The next level of the algebriac ladder (need some help)

[AGThePoet]

Hi I'm new here, I'm in 10th grade and using this topic for my science fair project in my junior year.

 

 

I was thinking about what would come next in the line up of:

 

Addition

Multiplication

Exponential

?

 

And tried to use wordplay such as:

 

Multiplication is adding a number to itself x times.

Expoential is multiplying a number to itself x times.

 

and continueing with the pattern:

 

? is exponenting a number to itself x times.

 

I wouldn't believe this for the longest time because I didn't think that the final change would simply be a simplified version of exponenting. So I tried to look deeper into the relationships between the terms. This is what I found:

 

 

 

 

In here we are all probably familiar with the terms addition, multiplication, and exponential. I do a lot in number theory, a lot of which I'll post in here at sometime or another. Anyways, I have always tried to find a relationship between addition stright to exponential and failed miserably. A while ago I came upon a conclusion: Addition, Multiplication, and Exponential (and their respective opposites) are all the same thing. Take multiplications relationship to addition:

 

 

2+2+2+2

is the same as

2*4

 

(this may seem excessively simple, hang with me it get's better)

 

If you really think about what multiplication is, it's simply taking addition and simplifying it. With multiplication you can add a number to itself eighty six times a lot easier than adding it that many. However, to use it like that it has to be a single number. You cannot convert

 

1+2+5+6

 

into multiplication (well, you can, but its not worth the time or effort). So multiplication is easier to do mass addition with than plain addition, but there are severe limitations on its usage.

 

 

Same thing with the multiplication/exponential relationship.

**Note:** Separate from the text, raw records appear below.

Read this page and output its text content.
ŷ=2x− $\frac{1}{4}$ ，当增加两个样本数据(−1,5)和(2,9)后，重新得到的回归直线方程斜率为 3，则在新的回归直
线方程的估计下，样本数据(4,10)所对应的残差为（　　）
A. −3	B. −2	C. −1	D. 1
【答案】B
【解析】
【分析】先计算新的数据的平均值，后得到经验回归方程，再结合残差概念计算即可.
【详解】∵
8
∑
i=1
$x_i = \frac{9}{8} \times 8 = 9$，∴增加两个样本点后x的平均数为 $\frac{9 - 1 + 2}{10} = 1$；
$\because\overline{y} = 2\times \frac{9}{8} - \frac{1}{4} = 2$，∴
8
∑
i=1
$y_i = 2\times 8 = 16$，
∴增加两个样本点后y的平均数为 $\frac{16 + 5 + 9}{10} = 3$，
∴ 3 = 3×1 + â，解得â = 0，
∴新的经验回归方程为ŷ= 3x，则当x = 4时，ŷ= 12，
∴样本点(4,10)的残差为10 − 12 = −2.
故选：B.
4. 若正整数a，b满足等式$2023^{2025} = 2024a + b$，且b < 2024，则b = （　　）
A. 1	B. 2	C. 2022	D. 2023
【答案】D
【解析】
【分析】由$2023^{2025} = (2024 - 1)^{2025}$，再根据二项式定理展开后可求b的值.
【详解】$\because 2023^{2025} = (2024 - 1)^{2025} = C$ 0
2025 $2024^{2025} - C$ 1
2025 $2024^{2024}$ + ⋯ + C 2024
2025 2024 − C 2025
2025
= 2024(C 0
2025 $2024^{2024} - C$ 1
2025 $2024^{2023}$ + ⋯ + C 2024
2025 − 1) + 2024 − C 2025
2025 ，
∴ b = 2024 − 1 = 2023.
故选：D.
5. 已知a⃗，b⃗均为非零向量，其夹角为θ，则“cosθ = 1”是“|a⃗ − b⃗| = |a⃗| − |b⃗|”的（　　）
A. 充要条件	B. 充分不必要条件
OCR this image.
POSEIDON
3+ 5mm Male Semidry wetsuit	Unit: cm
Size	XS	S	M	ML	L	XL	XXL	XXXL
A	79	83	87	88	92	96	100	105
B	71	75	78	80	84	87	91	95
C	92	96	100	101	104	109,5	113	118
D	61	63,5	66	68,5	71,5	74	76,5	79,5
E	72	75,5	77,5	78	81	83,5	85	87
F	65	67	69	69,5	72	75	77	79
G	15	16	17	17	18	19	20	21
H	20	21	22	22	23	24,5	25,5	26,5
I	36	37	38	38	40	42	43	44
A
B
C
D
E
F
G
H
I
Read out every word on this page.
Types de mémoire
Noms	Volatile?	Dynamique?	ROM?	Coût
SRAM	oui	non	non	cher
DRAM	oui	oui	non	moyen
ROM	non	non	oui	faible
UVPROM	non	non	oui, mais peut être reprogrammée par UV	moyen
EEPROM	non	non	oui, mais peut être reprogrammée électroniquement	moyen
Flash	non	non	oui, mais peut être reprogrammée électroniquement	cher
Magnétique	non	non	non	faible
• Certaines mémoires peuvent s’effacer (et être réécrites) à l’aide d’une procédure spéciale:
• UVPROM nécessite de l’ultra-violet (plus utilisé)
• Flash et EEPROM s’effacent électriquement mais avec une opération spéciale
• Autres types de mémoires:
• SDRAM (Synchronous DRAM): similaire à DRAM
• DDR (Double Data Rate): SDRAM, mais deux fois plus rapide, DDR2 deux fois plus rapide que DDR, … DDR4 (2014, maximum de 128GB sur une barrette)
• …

You can change

 

3*3*3*3

into

3 to the fourth power

 

and make it easier; however, you cannot change

 

2*8*5*9

into an exponent.

 

This keeps the rule that advancing a level creates an easier formula, but limits the factors to just one number each time (in this case the threes)

 

 

So it only makes sense that (to finish the pattern) the ?/exponential relationship would be the same.

 

Follow this through and you will find that the last term which I took the libery of naming Exutat, hybrid of the latin words "exterus" (highest) and "commutatus" (change).

 

So the table is now complete:

addition is (a+B)

multiplication is (a*B)

exponential is (a to the b power)

and finally

Exutat is (a to the a power)

 

Follow the patterns and you will get the same answer.

 

If you have questions on any if this please don't be afraid to ask

If you can help me with this please do

If this isn't new at all and I just have never heard of it, please tell me and i will withdraw my claim upon it.

 

 

Thanks for hanging with me this far,

agthepoet

[GAHD]

Let me see if I have this straight:

ex. 1

3 Exutat 3 = (3^3)^3 = 72

can also be written as (3^3) (3^3) (3^3)

further elaborated to (3*3*3) (3*3*3) (3*3*3)

 

am I correct? or would the exponetials stack exponentially in the case of this equation?

ex.2 (3^3)^(3^3)^(3^3) = ?

[AGThePoet]

honestly im still trying to figure this thing out so if one seems more logical than the other let me know please

[GAHD]

lol, looks like I'm gonna be doing some number-crunching.

[AGThePoet]

I was also thinking that instead of exutat being (a to the a power), it might be (a to the a power a times), so instead of (if a=4)

 

NOTE: the lines look starigth up and down i geuss dont know why it posts like that but it should be going bottm left to top right (exponential).

 

exutat=

 

 

 

 

4)

4)

4)

(((4

 

 

so it would be (4*4*4*4)*(4*4*4*4)*(4*4*4*4)*(4*4*4*)

instead of (4*4*4*4)

 

 

not sure if that is close to being right, but thought I would throw it in.

 

AGThePoet

[Phire]

If I understand correctly you saying you could simplify 3 to the power 3 to the power of 10? Well, if I understand correctly, what you just described to me is one of the exponential rules. If lets say for example I have (3^6)*(3^10), then you can simply simplify (pun not intented) by adding the exponential together, so the answer would be (3^16). Now, if I had (3^6)^10, another exponential law would apply. You would get (3^60). So I don't see a need for any exutat. But still, pretty clever thought processing none the less. Keep it up. If your really interested in math, then I bet you can't wait for calculus and linear algerbra.

[halogenesis]

Yeah I agree Phire, it also looks to me just the long way around the exponetial law. (4^4)^4 in Ag's previous post would be just 4^16... because the exponents would just multiply.

 

But don't they learn that in Grade 10 math already? Because Agthepoet says he's in Grade 10... So maybe he's trying to say something else...? I'm not entirely clear.